Next week, my kids and I will be flying east to Massachusetts, to spend a week with extended family on Cape Cod. It’s a trip we make every summer, to a rambling old house on a bluff overlooking the Atlantic, and yet each year as we get ready I can’t help but feel a certain low-level anxiety.
Partly, the cause of this is family; partly, the act of leaving home. But more than anything, my tension involves a question with which I’ve grappled since childhood: Which books should I bring?

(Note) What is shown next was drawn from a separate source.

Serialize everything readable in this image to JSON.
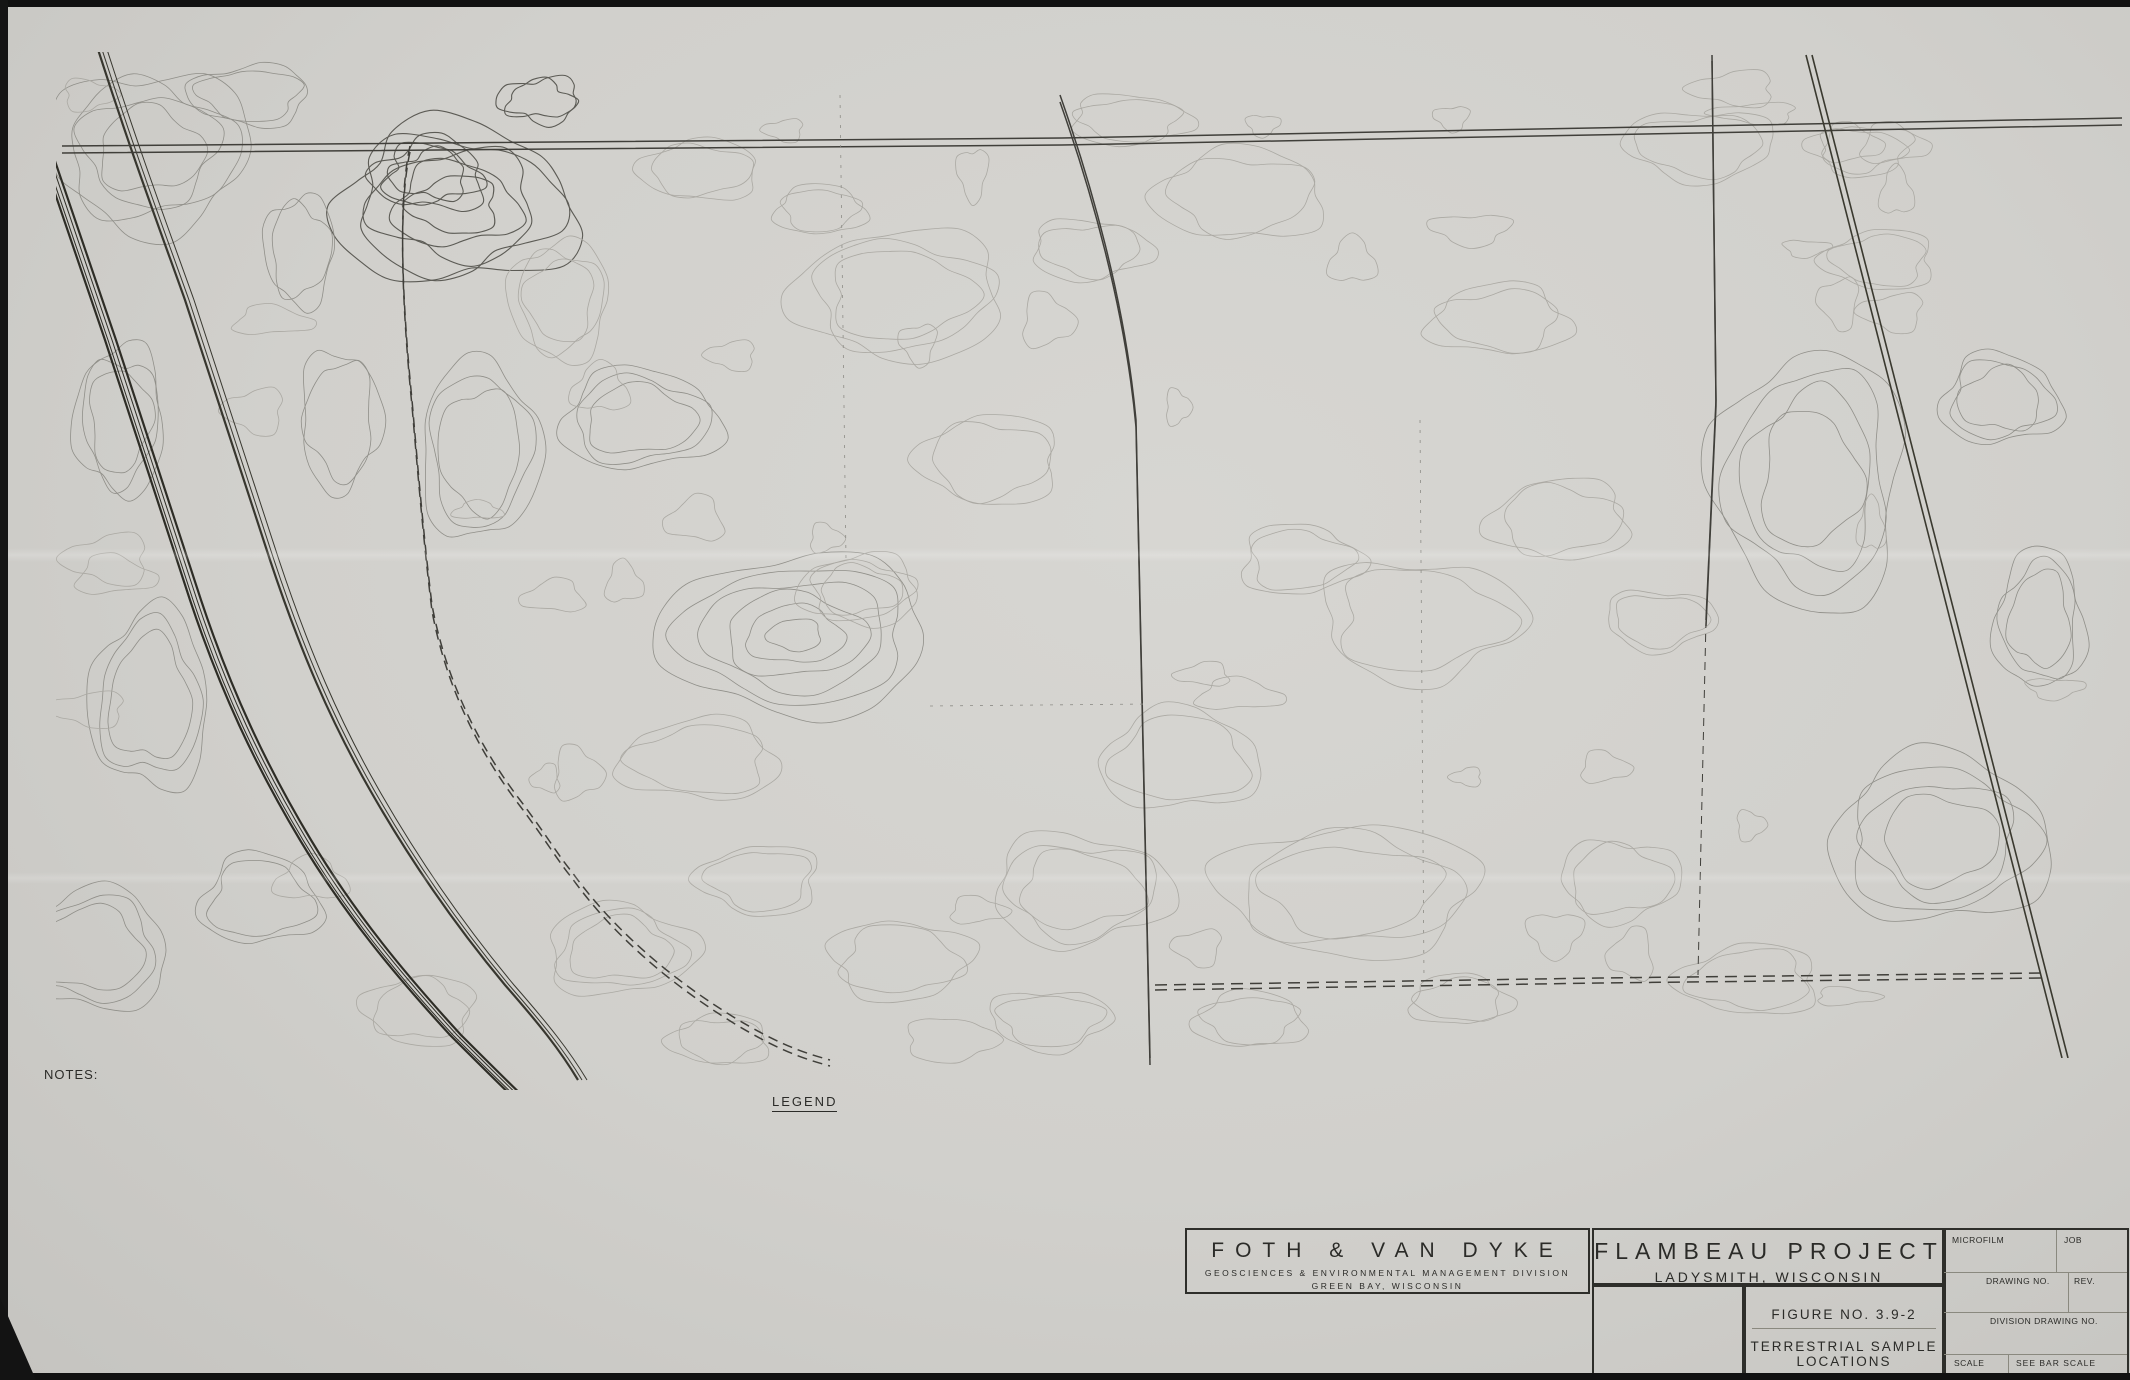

I am, after all, a peripatetic reader, although I read for a living as well. I like choices, which means I always carry more books than I need. And yet, the necessities of travel (not to mention an aging back) dictate that these books can’t be too heavy, or take up too much space. What’s a reader to do?
One solution, of course, would be an e-reader. But while I go on the road with (and occasionally read on) an iPad, I like the reassurance of ink on paper. When I travel, then, it is in the company of a small library, print and digital.
So, what am I bringing to the Cape this summer? First are three books about walking, for a project I’ve got in the works: Bruce Chatwin’s “The Songlines,” which I’ve read but need to revisit; Michael Cunningham’s “Land’s End: A Walk in Provincetown” (if the shoe fits); and Robert Walser's "The Walk."